Duties on cars and commercial vehicles shipped between the United States and European Union countries and differing vehicle-quality and emissions rules add cost burdens and prevent development of uniform models for global markets, Schneider said.
The benefits of a potential treaty that's now being considered may be seen by 2020, he said. He said that eliminating the tariff barriers is the first step but he believes that ending regulatory barriers is the "golden nugget."
A trans-Atlantic trade deal is progressing after President Barack Obama promised to pursue an agreement to expand the world's largest economic relationship in his State of the Union address in February.
EU Trade Commissioner Kerek De Gucht said on Feb. 13 the 27-nation bloc is targeting completion of the talks with the United States in two years to lower import tariffs, ease regulatory barriers and expand access in investment, services and public procurement.
Ford expects the negotiations to start midway through this year, Schneider said, who added that all automakers are in favor of the idea, which is not the case with the EU's free-trade agreement with Korea and its proposed deal with Japan.
"Some of our other FTAs are not so optimal, so we thought we should do one that is right," Schneider said, who will be a part of the talks on the U.S.-Europe trade deal along with representatives from automakers such as General Motors and Daimler.
Last November, EU trade ministers agreed to start negotiations toward a free-trade agreement with Japan despite resistance from European carmakers. The ACEA lobby group said a free-trade agreement with Japan will have a negative effect on the European auto industry and potentially lead to tens of thousands of job losses.
In 2011, the EU and South Korea signed a free-trade agreement with South Korea that is unpopular with a number of automakers, including Ford.
The company's CEO for Europe, Stephen Odell, has said the agreement with South Korea is "damaging" for Europe's auto industry. He believes that eliminating auto tariffs into the EU for exporting nations, with little or no export potential for the EU in return, seriously undermines auto manufacturing in Europe.
ACEA, based in Brussels, represents all major automakers that sell cars in Europe, including Toyota and Hyundai.
Cars imported into the United States are charged a 2 percent duty, and those brought into Europe are charged 10 percent, he said. For commercial vehicles, the respective taxes are 22 percent on U.S. products and 10 percent on European models, Schneider said.
The full potential of creating the world's biggest free-trade zone would emerge from eliminating spending to design products to fit local requirements, Schneider said.

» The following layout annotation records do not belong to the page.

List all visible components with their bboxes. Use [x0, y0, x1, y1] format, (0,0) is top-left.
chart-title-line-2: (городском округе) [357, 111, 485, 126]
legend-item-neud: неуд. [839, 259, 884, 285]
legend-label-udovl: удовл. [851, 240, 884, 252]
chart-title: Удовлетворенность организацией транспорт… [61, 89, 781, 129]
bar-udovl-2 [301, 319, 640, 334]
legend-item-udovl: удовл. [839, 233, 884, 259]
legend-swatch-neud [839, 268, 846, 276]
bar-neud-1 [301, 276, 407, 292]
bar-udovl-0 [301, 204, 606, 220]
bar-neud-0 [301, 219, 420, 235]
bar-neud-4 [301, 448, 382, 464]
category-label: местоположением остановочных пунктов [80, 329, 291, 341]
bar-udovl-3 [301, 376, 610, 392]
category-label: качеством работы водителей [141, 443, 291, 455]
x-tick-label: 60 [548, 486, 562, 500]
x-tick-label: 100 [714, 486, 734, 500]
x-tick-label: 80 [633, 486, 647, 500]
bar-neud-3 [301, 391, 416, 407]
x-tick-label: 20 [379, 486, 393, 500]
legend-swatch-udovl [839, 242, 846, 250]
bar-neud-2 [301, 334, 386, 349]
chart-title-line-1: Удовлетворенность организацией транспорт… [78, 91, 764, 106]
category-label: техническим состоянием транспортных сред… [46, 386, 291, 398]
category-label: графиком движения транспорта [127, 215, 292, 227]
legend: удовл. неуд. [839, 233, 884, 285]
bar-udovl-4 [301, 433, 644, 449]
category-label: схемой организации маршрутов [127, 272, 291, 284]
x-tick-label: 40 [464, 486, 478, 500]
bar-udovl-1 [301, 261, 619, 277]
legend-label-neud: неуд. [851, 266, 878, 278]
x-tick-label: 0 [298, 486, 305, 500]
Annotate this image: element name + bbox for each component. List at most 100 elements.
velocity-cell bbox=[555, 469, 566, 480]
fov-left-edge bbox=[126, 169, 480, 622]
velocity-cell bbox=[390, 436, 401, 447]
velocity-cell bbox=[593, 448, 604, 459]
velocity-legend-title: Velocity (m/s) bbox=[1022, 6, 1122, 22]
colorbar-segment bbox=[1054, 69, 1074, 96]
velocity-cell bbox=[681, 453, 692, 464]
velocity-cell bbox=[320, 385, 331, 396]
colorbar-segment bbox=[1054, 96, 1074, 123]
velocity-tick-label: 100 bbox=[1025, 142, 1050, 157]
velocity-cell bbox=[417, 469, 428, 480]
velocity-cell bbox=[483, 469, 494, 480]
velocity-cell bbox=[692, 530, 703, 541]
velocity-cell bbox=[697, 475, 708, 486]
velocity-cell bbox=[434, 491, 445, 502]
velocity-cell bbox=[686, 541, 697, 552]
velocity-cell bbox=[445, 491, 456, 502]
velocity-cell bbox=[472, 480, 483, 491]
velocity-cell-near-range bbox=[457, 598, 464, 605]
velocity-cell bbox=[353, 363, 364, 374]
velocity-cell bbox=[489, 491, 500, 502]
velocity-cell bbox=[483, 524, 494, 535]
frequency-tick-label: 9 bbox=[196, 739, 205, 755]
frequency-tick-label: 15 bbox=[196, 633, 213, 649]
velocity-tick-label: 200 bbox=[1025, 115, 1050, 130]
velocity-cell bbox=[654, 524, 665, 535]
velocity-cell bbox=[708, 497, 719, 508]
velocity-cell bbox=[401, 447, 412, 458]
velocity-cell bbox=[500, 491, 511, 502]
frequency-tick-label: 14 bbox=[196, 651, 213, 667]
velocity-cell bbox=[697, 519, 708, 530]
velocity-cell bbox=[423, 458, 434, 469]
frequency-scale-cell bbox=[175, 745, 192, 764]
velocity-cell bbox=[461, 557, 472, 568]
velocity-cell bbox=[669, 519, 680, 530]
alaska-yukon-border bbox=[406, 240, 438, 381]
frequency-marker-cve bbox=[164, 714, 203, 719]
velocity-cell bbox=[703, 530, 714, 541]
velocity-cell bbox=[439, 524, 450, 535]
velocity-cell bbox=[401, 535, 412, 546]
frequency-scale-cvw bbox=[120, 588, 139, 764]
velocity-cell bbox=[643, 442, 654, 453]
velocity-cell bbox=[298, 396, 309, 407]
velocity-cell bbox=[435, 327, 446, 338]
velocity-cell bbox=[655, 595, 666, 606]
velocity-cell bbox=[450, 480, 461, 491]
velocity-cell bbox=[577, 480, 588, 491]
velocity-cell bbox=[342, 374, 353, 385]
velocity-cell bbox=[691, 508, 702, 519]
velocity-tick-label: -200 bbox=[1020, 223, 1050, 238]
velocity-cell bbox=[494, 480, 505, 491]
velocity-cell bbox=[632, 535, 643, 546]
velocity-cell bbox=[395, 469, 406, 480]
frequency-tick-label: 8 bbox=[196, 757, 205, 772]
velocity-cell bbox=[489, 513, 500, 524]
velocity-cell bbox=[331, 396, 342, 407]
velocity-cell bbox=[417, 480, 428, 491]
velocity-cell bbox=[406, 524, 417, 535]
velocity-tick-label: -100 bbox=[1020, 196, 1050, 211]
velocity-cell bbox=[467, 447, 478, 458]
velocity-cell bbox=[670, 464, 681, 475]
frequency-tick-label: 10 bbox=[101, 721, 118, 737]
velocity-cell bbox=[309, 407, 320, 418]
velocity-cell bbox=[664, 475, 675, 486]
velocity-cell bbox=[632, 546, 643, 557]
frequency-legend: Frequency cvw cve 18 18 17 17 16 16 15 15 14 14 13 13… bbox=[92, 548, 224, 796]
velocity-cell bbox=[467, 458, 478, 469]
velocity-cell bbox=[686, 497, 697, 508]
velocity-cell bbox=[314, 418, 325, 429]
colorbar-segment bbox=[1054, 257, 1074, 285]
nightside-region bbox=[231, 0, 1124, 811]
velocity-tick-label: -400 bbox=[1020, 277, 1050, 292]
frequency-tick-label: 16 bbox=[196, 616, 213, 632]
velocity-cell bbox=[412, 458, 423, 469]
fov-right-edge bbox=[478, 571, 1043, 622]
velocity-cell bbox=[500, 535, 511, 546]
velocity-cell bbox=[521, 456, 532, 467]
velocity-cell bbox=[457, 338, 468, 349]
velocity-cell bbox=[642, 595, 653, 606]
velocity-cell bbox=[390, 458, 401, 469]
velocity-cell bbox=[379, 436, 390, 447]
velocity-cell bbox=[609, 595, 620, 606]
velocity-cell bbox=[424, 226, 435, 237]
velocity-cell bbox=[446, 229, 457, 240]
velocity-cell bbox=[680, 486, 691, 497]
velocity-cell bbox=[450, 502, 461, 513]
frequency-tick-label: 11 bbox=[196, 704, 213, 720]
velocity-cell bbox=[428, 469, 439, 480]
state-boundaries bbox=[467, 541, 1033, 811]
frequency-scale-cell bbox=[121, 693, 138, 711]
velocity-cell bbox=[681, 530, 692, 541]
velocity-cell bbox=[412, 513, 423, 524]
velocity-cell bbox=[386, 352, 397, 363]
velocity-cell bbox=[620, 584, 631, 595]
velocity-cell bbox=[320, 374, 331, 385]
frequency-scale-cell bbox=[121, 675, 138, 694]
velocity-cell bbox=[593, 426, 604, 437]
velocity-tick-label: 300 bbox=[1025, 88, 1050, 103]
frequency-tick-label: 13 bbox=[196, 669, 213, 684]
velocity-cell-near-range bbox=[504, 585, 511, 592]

A trans-Atlantic trade deal would enable Dearborn-based Ford and other car manufacturers to develop more vehicles on a global basis, which would improve margins and cut prices for consumers.
The second-largest U.S. automaker has reported 14 consecutive quarters of net income and boosted profit margins under the One Ford strategy implemented by CEO Alan Mulally.
The program focuses on developing models to be sold worldwide, rather than creating different vehicles for various regions.
Schneider said the U.S. and Europe would have "significant difficulties" in specifying acceptance of each party's rules down to minutiae such as how crash-test dummies are used in safety testing.
Ford is calling instead for a more general "mutual recognition" policy in the treaty that doesn't focus on regulatory details, he said.